More practically: if your evaluation suite gives different results on different runs, you can't tell signal from noise. You don't know if a model change improved performance or if you just got a different random seed.

What You Can Actually Do

Seed control where available. Some APIs and local model implementations expose a random seed parameter. Use it. It doesn't solve all the sources of non-determinism listed above, but it eliminates the stochastic sampling component.

Output fingerprinting.

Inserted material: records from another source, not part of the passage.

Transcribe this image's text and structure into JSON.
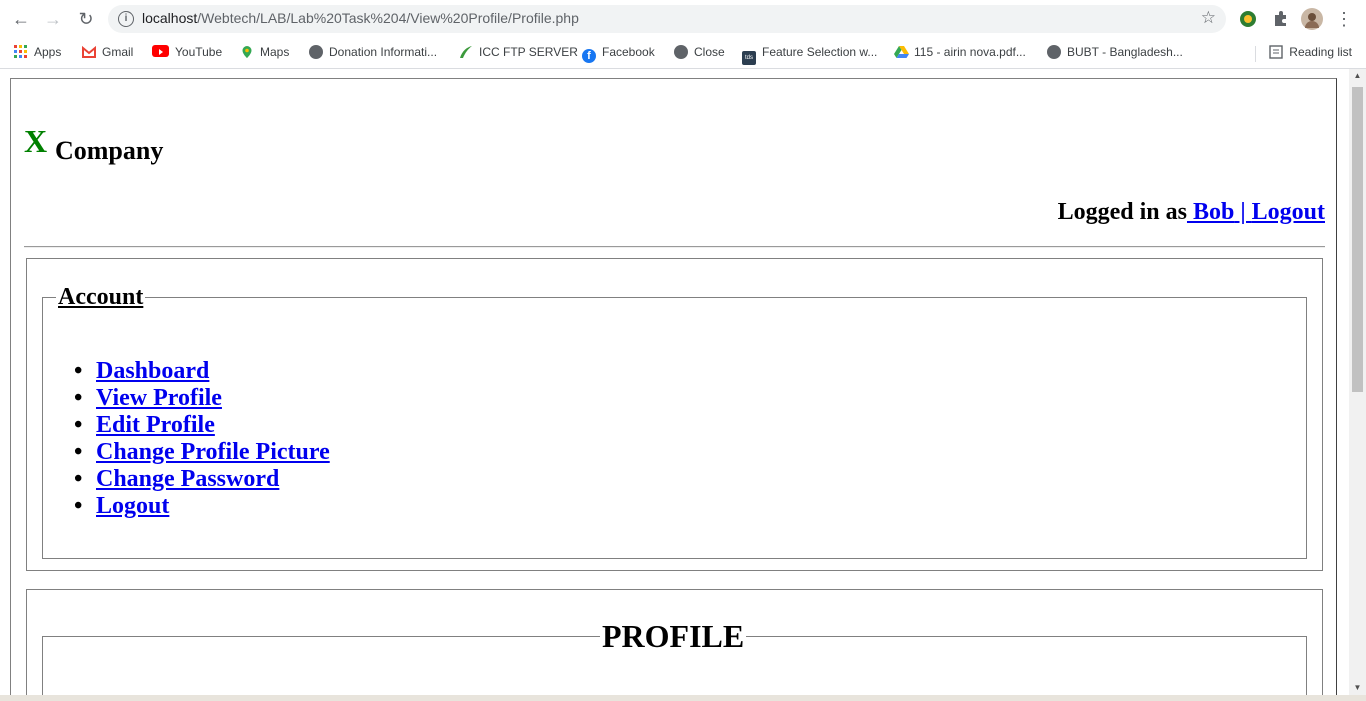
{
  "browser": {
    "url_host": "localhost",
    "url_path": "/Webtech/LAB/Lab%20Task%204/View%20Profile/Profile.php"
  },
  "bookmarks": [
    {
      "label": "Apps",
      "icon": "apps-grid-icon",
      "color": "#ea4335"
    },
    {
      "label": "Gmail",
      "icon": "gmail-icon",
      "color": "#ea4335"
    },
    {
      "label": "YouTube",
      "icon": "youtube-icon",
      "color": "#ff0000"
    },
    {
      "label": "Maps",
      "icon": "maps-pin-icon",
      "color": "#34a853"
    },
    {
      "label": "Donation Informati...",
      "icon": "globe-icon",
      "color": "#5f6368"
    },
    {
      "label": "ICC FTP SERVER",
      "icon": "ftp-leaf-icon",
      "color": "#3c9a3c"
    },
    {
      "label": "Facebook",
      "icon": "facebook-icon",
      "color": "#1877f2"
    },
    {
      "label": "Close",
      "icon": "globe-icon",
      "color": "#5f6368"
    },
    {
      "label": "Feature Selection w...",
      "icon": "tds-icon",
      "color": "#2c3e50"
    },
    {
      "label": "115 - airin nova.pdf...",
      "icon": "drive-icon",
      "color": "#fbbc04"
    },
    {
      "label": "BUBT - Bangladesh...",
      "icon": "globe-icon",
      "color": "#5f6368"
    }
  ],
  "reading_list": "Reading list",
  "page": {
    "logo_letter": "X",
    "company": "Company",
    "logged_in_prefix": "Logged in as",
    "user": " Bob",
    "separator": " | ",
    "logout": "Logout",
    "account_legend": "Account",
    "menu": [
      "Dashboard",
      "View Profile",
      "Edit Profile",
      "Change Profile Picture",
      "Change Password",
      "Logout"
    ],
    "profile_legend": "PROFILE"
  },
  "colors": {
    "link": "#0000ee",
    "logo": "#008000"
  }
}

For production systems where reproducibility matters, record a cryptographic hash of the output along with the input, timestamp, and model version. This lets you detect when outputs drift even if you can't prevent it.

Deterministic components for critical calculations. The VeNRA architecture takes this to its logical conclusion: route numerical calculations through deterministic Python execution, not through the LLM. The LLM handles language; the deterministic layer handles arithmetic. If reproducibility of specific outputs is required, don't trust a probabilistic system to produce them.

Replicate-then-compare for high-stakes decisions. For decisions where an LLM error would be costly, run the same query multiple times and check for consistency. If outputs differ meaningfully across runs, flag for human review. Inconsistency is a useful signal that the model is operating near a decision boundary.

Design for auditability, not determinism. In many cases, perfect determinism is the wrong goal. The right goal is: can I understand, explain, and verify this output? A non-deterministic system that produces outputs with clear source citations and explicit reasoning is more auditable than a deterministic black box. Design for auditability first; determinism is one path to it, but not the only one.

The Honest Framing

Temperature 0 gives you more reproducibility, not complete reproducibility. If your system has hard requirements on determinism — regulatory, scientific, or practical — you need to design those requirements explicitly into the architecture rather than relying on a parameter setting to guarantee them.

The teams that handle this well don't try to make the LLM deterministic. They architect around the LLM's non-determinism so that the parts of the system that need to be reproducible are handled by systems that actually are.